U.S. investigations into hydrofracking — a drilling method to tap natural gas resources — revealed the same findings of an Ecuadorian judge who recently awarded $8.6 billion in damages to a group of indigenous tribes suing Chevron for oil contamination in the Amazon rainforest. The judge found that wastewater generated by Chevron’s oil exploration had contaminated drinking water and soil — the same concern raised by hydrofracking investigations in Pennsylvania, New York, Louisiana and Texas. New York Times’ reporter Ian Urbina wrote this disturbing article about the safety impacts on drinking water. Not surprisingly, industry officials denied harm, just as Chevron has done in Ecuador.

Urbina wrote:
“With hydrofracking, a well can produce over a million gallons of wastewater that is often laced with highly corrosive salts, carcinogens like benzene and radioactive elements like radium, all of which can occur naturally thousands of feet underground.... More than 1.3 billion gallons of wastewater was produced by Pennsylvania wells over the past three years, far more than has been previously disclosed. Most of this water — enough to cover Manhattan in three inches — was sent to treatment plants not equipped to remove many of the toxic materials in drilling waste.”

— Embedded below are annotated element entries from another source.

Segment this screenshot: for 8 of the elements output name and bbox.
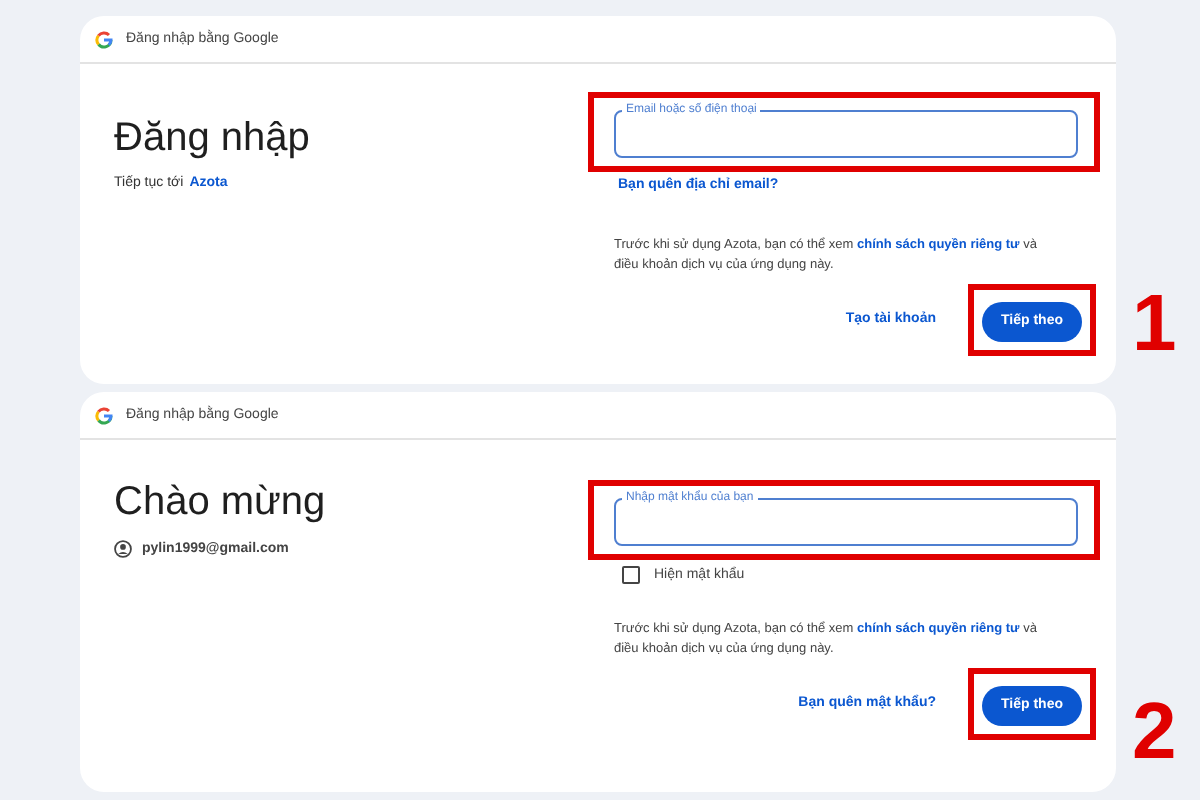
step-number: 1 [1132,284,1177,364]
page-heading: Đăng nhập [114,114,312,164]
google-g-icon [94,29,114,49]
account-icon [114,540,132,558]
step-number: 2 [1132,692,1177,772]
google-g-icon [94,405,114,425]
checkbox[interactable] [622,566,640,584]
page-heading: Chào mừng [114,478,328,528]
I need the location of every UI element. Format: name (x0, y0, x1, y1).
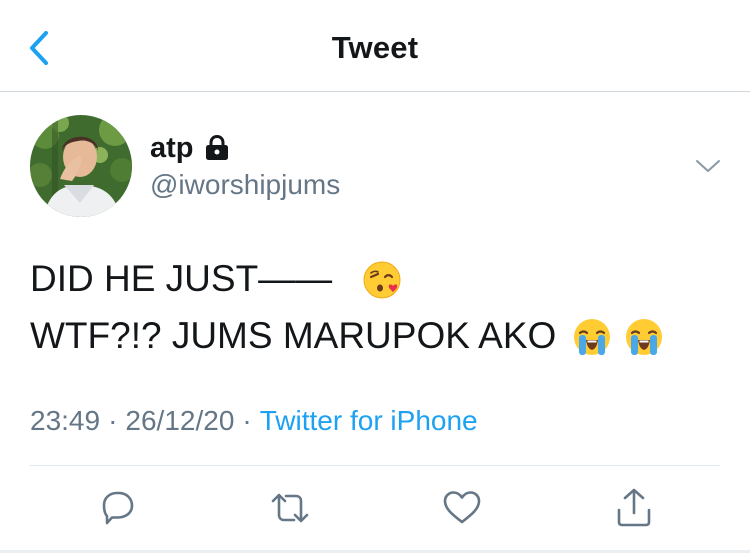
share-icon (617, 488, 651, 527)
avatar[interactable] (30, 115, 132, 217)
heart-icon (443, 491, 481, 524)
tweet-date: 26/12/20 (125, 405, 235, 436)
loudly-crying-face-icon (624, 316, 664, 356)
tweet-time: 23:49 (30, 405, 101, 436)
tweet-actions-bar (0, 486, 750, 530)
tweet-metadata: 23:49 · 26/12/20 · Twitter for iPhone (30, 405, 478, 437)
face-blowing-a-kiss-icon (362, 259, 402, 299)
tweet-text-line-2: WTF?!? JUMS MARUPOK AKO (30, 315, 557, 356)
tweet-text-line-1: DID HE JUST—— (30, 258, 333, 299)
meta-separator: · (242, 405, 252, 436)
chevron-down-icon (696, 160, 720, 172)
tweet-source-link[interactable]: Twitter for iPhone (260, 405, 478, 436)
share-button[interactable] (612, 486, 656, 530)
tweet-line-1: DID HE JUST—— (30, 250, 710, 307)
author-display-name: atp (150, 131, 194, 164)
tweet-line-2: WTF?!? JUMS MARUPOK AKO (30, 307, 710, 364)
meta-separator: · (108, 405, 118, 436)
author-name-row[interactable]: atp (150, 130, 231, 166)
page-title: Tweet (331, 30, 419, 65)
lock-icon (203, 134, 231, 162)
reply-icon (102, 491, 134, 525)
divider (30, 465, 720, 466)
loudly-crying-face-icon (572, 316, 612, 356)
profile-photo (30, 115, 132, 217)
retweet-button[interactable] (268, 486, 312, 530)
author-handle[interactable]: @iworshipjums (150, 169, 340, 201)
retweet-icon (271, 493, 309, 523)
reply-button[interactable] (96, 486, 140, 530)
more-options-button[interactable] (694, 155, 722, 177)
like-button[interactable] (440, 486, 484, 530)
tweet-body: DID HE JUST—— WTF?!? JUMS MARUPOK AKO (30, 250, 710, 364)
navigation-bar: Tweet (0, 0, 750, 92)
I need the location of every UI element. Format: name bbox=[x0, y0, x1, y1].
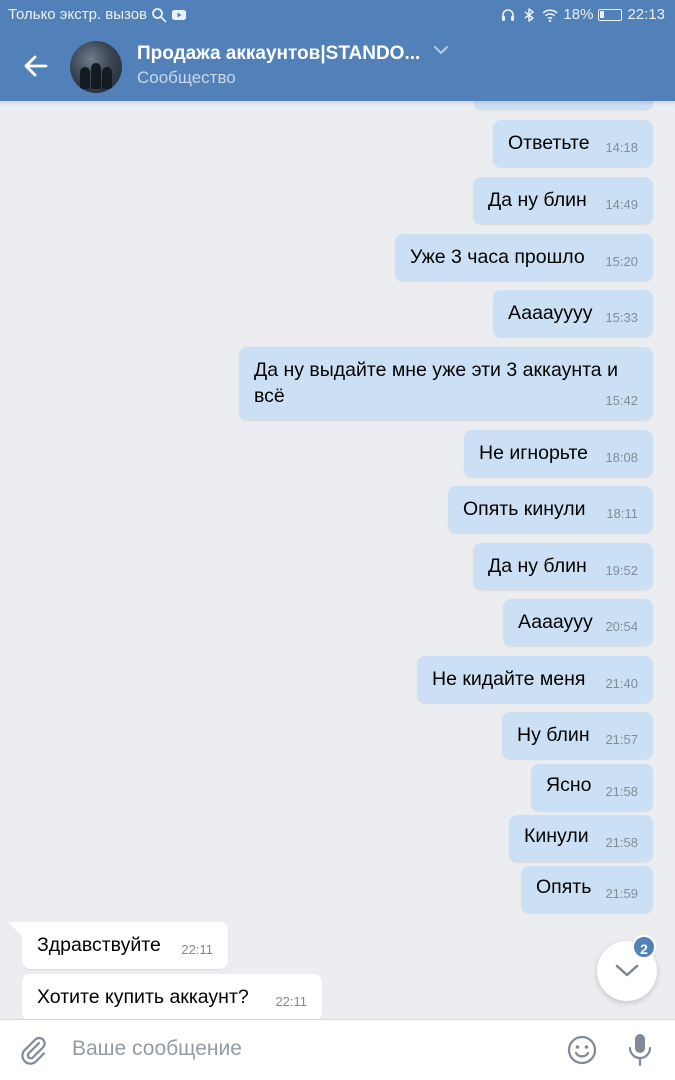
message-time: 21:40 bbox=[605, 676, 638, 691]
message-outgoing[interactable]: Опять 21:59 bbox=[521, 866, 653, 913]
emoji-icon[interactable] bbox=[566, 1034, 598, 1066]
message-text: Да ну блин bbox=[488, 555, 587, 577]
message-text: Аааауyy bbox=[518, 611, 593, 633]
chat-screen: Ответьте 14:18 Да ну блин 14:49 Уже 3 ча… bbox=[0, 0, 675, 1080]
message-text: Ясно bbox=[546, 774, 592, 796]
message-outgoing[interactable]: Ответьте 14:18 bbox=[493, 120, 653, 167]
status-bar: Только экстр. вызов 18% 22:13 bbox=[0, 0, 675, 30]
youtube-icon bbox=[172, 9, 187, 20]
message-text: Хотите купить аккаунт? bbox=[37, 986, 249, 1008]
clock: 22:13 bbox=[627, 6, 665, 23]
message-outgoing[interactable]: Уже 3 часа прошло 15:20 bbox=[395, 234, 653, 281]
chat-subtitle: Сообщество bbox=[137, 68, 236, 87]
message-outgoing[interactable]: Не игнорьте 18:08 bbox=[464, 430, 653, 477]
battery-icon bbox=[598, 8, 623, 21]
chat-header: Продажа аккаунтов|STANDO... Сообщество bbox=[0, 30, 675, 101]
chevron-down-icon[interactable] bbox=[433, 44, 449, 56]
message-text: Да ну выдайте мне уже эти 3 аккаунта и в… bbox=[254, 359, 618, 407]
message-incoming[interactable]: Хотите купить аккаунт? 22:11 bbox=[22, 974, 322, 1021]
message-time: 18:11 bbox=[606, 506, 638, 521]
message-time: 22:11 bbox=[181, 942, 213, 957]
bluetooth-icon bbox=[524, 7, 535, 22]
message-time: 15:33 bbox=[605, 310, 638, 325]
message-text: Да ну блин bbox=[488, 189, 587, 211]
message-time: 18:08 bbox=[605, 450, 638, 465]
back-button[interactable] bbox=[16, 46, 56, 86]
chevron-down-icon bbox=[615, 964, 639, 977]
headphones-icon bbox=[502, 8, 515, 21]
message-outgoing[interactable]: Не кидайте меня 21:40 bbox=[417, 656, 653, 703]
message-composer: Ваше сообщение bbox=[0, 1019, 675, 1080]
message-text: Уже 3 часа прошло bbox=[410, 246, 585, 268]
message-outgoing[interactable]: Опять кинули 18:11 bbox=[448, 486, 653, 533]
message-input[interactable]: Ваше сообщение bbox=[72, 1037, 242, 1061]
message-time: 21:59 bbox=[605, 886, 638, 901]
message-incoming[interactable]: Здравствуйте 22:11 bbox=[22, 922, 228, 969]
attach-icon[interactable] bbox=[18, 1034, 50, 1066]
message-time: 14:18 bbox=[605, 140, 638, 155]
message-time: 21:58 bbox=[605, 784, 638, 799]
message-time: 15:20 bbox=[605, 254, 638, 269]
message-outgoing[interactable]: Аааауyy 20:54 bbox=[503, 599, 653, 646]
message-text: Не игнорьте bbox=[479, 442, 589, 464]
message-text: Опять кинули bbox=[463, 498, 586, 520]
message-text: Ответьте bbox=[508, 132, 590, 154]
message-time: 14:49 bbox=[605, 197, 638, 212]
arrow-left-icon bbox=[24, 55, 48, 77]
message-time: 22:11 bbox=[275, 994, 307, 1009]
message-text: Опять bbox=[536, 876, 592, 898]
message-outgoing[interactable]: Да ну выдайте мне уже эти 3 аккаунта и в… bbox=[239, 347, 653, 420]
battery-percent: 18% bbox=[563, 6, 594, 23]
message-time: 19:52 bbox=[605, 563, 638, 578]
message-text: Ну блин bbox=[517, 724, 590, 746]
wifi-icon bbox=[542, 8, 558, 22]
message-text: Кинули bbox=[524, 825, 589, 847]
chat-title[interactable]: Продажа аккаунтов|STANDO... bbox=[137, 43, 420, 65]
message-text: Не кидайте меня bbox=[432, 668, 586, 690]
message-outgoing[interactable]: Ну блин 21:57 bbox=[502, 712, 653, 759]
unread-count-badge: 2 bbox=[632, 935, 656, 959]
carrier-text: Только экстр. вызов bbox=[8, 6, 148, 23]
microphone-icon[interactable] bbox=[624, 1032, 656, 1068]
message-outgoing[interactable]: Кинули 21:58 bbox=[509, 815, 653, 862]
message-time: 20:54 bbox=[605, 619, 638, 634]
message-time: 21:57 bbox=[605, 732, 638, 747]
message-time: 21:58 bbox=[605, 835, 638, 850]
message-outgoing[interactable]: Да ну блин 19:52 bbox=[473, 543, 653, 590]
top-bar: Только экстр. вызов 18% 22:13 Продажа ак… bbox=[0, 0, 675, 101]
message-outgoing[interactable]: Ясно 21:58 bbox=[531, 764, 653, 811]
message-text: Аааауууу bbox=[508, 302, 593, 324]
message-outgoing[interactable]: Да ну блин 14:49 bbox=[473, 177, 653, 224]
message-time: 15:42 bbox=[605, 393, 638, 408]
message-outgoing[interactable]: Аааауууу 15:33 bbox=[493, 290, 653, 337]
message-text: Здравствуйте bbox=[37, 934, 161, 956]
community-avatar[interactable] bbox=[70, 41, 122, 93]
search-icon bbox=[152, 7, 167, 22]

In Ecuador, Chevron never treated the wastewater at all. The oil giant produced 16 to 18 billion gallons of untreated wastewater and intentionally dumped it into the rainforest during the company’s operations in Ecuador from 1964 to 1992. Tests taken in 1994 found dangerous levels of benzene in Chevron’s wastewater, but no tests on radioactive elements have been conducted. View this video of a former oil operations assistant for Texaco (purchased by Chevron in 2001) who talks about how the company intentionally dumped untreated wastewater directly into the rainforest.



Urbina wrote:
The documents reveal that the wastewater, which is sometimes hauled to sewage plants not designed to treat it and then discharged into rivers that supply drinking water, contains radioactivity at levels higher than previously known, and far higher than the level that federal regulators say is safe for these treatment plants to handle.... The Times also found never-reported studies by the E.P.A. and a confidential study by the drilling industry that all concluded that radioactivity in drilling waste cannot be fully diluted in rivers and other waterways.

Chevron has argued that harmful chemicals in the wastewater have been diluted by the rainforest’s waterways.

Urbina wrote:
A confidential industry study from 1990, conducted for the American Petroleum Institute, concluded that “using conservative assumptions,” radium in drilling wastewater dumped off the Louisiana coast posed “potentially significant risks” of cancer for people who eat fish from those waters regularly.... In Texas, which now has about 93,000 natural-gas wells, up from around 58,000 a dozen years ago, a hospital system in six counties with some of the heaviest drilling said in 2010 that it found a 25 percent asthma rate for young children, more than three times the state rate of about 7 percent.

Health studies have shown higher rates of cancer, respiratory illnesses, spontaneous abortions and other diseases in the former Chevron concession area, in comparison to other areas of Ecuador. Not surprisingly, Chevron denies any negative health impacts.